Calvin himself remarked, “A good missionary is a good theologian. A good theologian is a good missionary.”  The missionary fervour spread beyond France, too—notably to the likes of John Knox, who famously prayed, “Give me Scotland, or I die.” If anything, it can be said that the Reformation was itself a missionary movement—one aimed not so much at cross-cultural evangelism but evangelization of seas of unconverted churchgoers in the “Christianized” West.’ (Extract from Why the 500th anniversary matters for missions now by Alex Kocman)

The translation of Scripture and the preaching of the Reformers had a combined multiplying effect on the spread of the gospel. Today, missionary experts believe one key to reaching a people group is to put Scripture into the people’s “heart language”—the language in which they think. Throughout history, the blood of the martyrs has been the seed of the church. It happened in Acts (see 8:1-4), and the paradigm continued through the Reformation. While some Reformers paid with their lives, others were driven from their hometowns and lands, spreading Protestant theology on the way in their own “heart languages”.

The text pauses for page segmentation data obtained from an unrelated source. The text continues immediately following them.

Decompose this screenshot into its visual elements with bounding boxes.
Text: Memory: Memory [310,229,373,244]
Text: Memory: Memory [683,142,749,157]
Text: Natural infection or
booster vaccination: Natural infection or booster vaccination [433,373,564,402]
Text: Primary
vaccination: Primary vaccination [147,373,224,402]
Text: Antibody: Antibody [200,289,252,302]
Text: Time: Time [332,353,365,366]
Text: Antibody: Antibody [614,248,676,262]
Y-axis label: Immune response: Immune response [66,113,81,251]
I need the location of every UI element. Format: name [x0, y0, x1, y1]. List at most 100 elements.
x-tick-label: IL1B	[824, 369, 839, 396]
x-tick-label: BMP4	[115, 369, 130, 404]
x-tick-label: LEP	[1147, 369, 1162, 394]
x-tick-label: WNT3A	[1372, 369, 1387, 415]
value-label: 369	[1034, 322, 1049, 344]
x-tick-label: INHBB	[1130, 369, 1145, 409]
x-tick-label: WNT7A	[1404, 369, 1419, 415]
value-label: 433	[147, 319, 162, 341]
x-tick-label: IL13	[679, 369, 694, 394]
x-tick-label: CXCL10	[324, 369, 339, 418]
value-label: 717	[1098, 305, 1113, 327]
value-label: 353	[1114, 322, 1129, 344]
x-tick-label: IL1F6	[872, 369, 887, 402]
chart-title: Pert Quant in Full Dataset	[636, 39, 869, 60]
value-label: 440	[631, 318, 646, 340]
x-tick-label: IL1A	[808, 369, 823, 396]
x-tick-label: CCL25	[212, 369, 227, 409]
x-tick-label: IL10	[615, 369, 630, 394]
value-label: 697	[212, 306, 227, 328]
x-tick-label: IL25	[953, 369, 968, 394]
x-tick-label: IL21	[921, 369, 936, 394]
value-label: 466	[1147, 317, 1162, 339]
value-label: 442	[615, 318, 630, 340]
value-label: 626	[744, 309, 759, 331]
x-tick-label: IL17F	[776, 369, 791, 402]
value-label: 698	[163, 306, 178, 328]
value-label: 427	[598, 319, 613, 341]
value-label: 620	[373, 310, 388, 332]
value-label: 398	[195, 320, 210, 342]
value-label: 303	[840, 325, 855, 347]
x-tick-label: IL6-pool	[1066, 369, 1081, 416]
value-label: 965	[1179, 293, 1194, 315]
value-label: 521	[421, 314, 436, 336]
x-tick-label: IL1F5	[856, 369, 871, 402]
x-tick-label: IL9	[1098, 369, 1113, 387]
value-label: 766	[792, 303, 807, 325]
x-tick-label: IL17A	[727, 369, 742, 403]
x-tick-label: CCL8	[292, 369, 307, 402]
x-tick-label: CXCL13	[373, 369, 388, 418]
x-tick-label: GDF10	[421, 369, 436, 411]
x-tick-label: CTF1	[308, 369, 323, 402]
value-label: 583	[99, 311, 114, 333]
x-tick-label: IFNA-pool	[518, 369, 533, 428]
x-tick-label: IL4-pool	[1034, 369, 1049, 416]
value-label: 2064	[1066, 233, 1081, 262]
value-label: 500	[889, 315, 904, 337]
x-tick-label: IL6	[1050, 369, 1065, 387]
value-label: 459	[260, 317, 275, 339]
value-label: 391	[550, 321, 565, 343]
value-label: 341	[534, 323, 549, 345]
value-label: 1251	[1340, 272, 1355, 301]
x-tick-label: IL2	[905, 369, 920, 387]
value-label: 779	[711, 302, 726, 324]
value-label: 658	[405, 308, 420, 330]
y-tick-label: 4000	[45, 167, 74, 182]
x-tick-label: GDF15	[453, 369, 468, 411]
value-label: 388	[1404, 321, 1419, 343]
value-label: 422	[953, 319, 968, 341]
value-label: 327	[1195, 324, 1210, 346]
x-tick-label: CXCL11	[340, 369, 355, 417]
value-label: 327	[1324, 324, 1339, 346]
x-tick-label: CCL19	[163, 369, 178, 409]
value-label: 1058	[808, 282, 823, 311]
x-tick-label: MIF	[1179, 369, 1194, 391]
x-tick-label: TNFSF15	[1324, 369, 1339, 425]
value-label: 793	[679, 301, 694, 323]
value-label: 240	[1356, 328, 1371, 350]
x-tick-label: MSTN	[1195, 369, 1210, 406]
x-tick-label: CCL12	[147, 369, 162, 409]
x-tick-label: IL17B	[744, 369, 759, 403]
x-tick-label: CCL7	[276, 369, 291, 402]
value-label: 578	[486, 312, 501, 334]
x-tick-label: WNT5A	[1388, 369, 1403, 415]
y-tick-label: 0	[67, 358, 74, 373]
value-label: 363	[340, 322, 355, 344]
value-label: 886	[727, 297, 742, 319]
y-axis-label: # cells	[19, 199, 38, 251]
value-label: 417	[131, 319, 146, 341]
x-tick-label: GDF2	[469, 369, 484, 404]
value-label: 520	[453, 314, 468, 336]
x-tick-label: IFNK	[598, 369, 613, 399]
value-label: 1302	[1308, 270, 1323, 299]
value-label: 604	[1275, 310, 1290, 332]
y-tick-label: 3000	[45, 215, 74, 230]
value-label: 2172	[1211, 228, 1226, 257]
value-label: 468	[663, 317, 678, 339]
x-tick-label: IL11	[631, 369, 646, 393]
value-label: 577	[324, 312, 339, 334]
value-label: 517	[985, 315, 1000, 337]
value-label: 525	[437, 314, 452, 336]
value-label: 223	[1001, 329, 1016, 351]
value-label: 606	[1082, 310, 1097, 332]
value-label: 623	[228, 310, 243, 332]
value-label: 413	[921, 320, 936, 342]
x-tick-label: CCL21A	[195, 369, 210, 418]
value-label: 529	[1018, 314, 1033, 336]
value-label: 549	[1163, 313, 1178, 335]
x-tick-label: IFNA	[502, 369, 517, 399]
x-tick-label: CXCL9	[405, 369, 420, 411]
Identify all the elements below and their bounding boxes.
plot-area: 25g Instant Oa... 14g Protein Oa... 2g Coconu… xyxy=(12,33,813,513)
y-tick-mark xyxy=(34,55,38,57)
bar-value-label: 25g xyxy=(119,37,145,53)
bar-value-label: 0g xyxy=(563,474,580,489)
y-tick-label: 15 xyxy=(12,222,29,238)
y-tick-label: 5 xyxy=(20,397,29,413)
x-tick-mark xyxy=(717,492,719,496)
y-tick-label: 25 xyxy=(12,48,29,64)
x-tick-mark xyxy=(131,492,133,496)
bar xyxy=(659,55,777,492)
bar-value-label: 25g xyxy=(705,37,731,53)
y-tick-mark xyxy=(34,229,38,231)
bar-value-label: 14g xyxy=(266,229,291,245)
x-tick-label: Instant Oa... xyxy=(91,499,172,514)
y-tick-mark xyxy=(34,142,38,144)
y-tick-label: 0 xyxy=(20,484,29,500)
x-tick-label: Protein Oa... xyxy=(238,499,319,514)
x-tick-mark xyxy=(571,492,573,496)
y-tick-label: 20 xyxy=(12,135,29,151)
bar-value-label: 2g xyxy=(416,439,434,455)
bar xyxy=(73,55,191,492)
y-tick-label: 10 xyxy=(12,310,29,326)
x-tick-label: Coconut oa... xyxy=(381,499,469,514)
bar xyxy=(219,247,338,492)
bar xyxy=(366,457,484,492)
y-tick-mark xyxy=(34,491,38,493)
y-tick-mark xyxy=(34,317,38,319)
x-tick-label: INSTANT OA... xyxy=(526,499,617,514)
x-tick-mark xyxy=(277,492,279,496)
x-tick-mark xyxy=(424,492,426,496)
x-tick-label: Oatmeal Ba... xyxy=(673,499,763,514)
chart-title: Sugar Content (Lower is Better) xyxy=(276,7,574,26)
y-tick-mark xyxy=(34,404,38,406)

In the 16th century, David Brainerd emerged as a true missionary to the Native Americans in the northeast; the Moravians discovered that unevangelised peoples could respond simply and directly to the gospel without the missionary first employing the traditional, classic apologetic method prevalent throughout Europe. The famed Jonathan Edwards would serve not only as arguably America’s most brilliant pastoral-theologian, but also as a missionary himself to the Mohican people.

The thread of Reformation missions runs all the way through the Reformers, through the English Baptists, all the way to William Carey—the father of the modern missionary movement. Far East missions were no less led by Reformed Christians. One thinks of the Robert Morrison, who was the first Protestant missionary to go to China. Confident in God’s sovereignty, he prayed for God to place him in a part of the world “where the difficulties are the greatest, and to all human appearance the most insurmountable.” He translated the Scriptures for the first time into the native languages and left a few converts to plant the seeds that would eventually produce a harvest of new believers.

The Reformation started a domino effect culminating in the modern missionary movement, and we are today continuing to reap the benefits. As we celebrated Reformation’s 500th Anniversary, let’s also look forward to the next 500 years should the Lord tarry in His return. We heard the good news that was preached to us and believed it by faith. We recognise our salvation as the work of God.  How then will God use you and True Way to continue in the footsteps of the early church in carrying out the task of the Great Commission given to us by Jesus Himself? Ultimately, as Rev Dr Chris Chia concluded in his lecture on “A Beer with Luther”, he shared a deep concern for us in the 21st century church – “Are our preaching, services and ministries geared towards salvation or satisfaction?”

In 2017, as we consider the historic Reformation that was started 500 years ago, let us be mindful that the Reformation isn’t over and the Great Commission isn’t over —there is still much work to be done!